In an increasingly complex health care industry, advanced practice nurses are playing a vital role.
They are offering new ways of delivering cost-effective care and increasing access to qualified practitioners for many patients and their families. They are often providing health care to under-served populations. Advanced practice nurses must be grounded in theory and research as guides to their clinical practice. While they work in collegial capacities with physicians, they must be prepared to diagnose and treat patients with acute and chronic illnesses and to prescribe medications. These responsibilities require nursing professionals who are as smart and savvy as they are caring and compassionate.
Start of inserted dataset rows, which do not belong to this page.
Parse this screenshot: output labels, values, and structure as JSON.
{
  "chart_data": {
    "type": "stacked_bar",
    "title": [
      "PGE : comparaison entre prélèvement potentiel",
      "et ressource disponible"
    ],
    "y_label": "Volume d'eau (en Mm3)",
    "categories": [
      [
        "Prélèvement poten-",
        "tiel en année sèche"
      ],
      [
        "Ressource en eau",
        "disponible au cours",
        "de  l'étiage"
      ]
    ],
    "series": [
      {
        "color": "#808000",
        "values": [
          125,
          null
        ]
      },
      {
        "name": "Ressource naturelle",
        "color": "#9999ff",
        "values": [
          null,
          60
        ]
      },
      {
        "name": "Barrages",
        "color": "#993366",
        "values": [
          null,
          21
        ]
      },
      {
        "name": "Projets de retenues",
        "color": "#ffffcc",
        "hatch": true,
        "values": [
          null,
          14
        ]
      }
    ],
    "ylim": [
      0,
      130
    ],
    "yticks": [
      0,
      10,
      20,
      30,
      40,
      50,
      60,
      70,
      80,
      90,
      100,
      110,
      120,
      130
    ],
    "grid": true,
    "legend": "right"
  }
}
Advanced Practice Nurses perform these general functions:
- Obtain health histories and perform comprehensive physical examinations, including psychosocial, functional, and developmental assessment
- Order and interpret lab results and other diagnostic studies
- Develop differential diagnoses
- Develop/order therapeutic plan of care
- Maintain patient records
- Evaluate patient’s response to plan of care and modify as needed
- Provide patient/family counseling and education
- Arrange for patient referrals/consultations
- Participate in research studies
At Vanderbilt, we prepare advanced practice nurses for assuming such independent direct care positions as Nurse Practitioner and Nurse-Midwife. We also prepare nurses for advanced nursing practice through indirect care in roles such as Nurse Informaticist and Nurse Leader (Healthcare Leadership). The Vanderbilt Master's of Science in Nursing degree program includes clinical training; a rigorous, high-quality curriculum; and learning in a research environment that fosters evidence-based education and patient care. As a result, nursing professionals educated at Vanderbilt are today’s leaders in nursing – advancing our discipline and offering new solutions.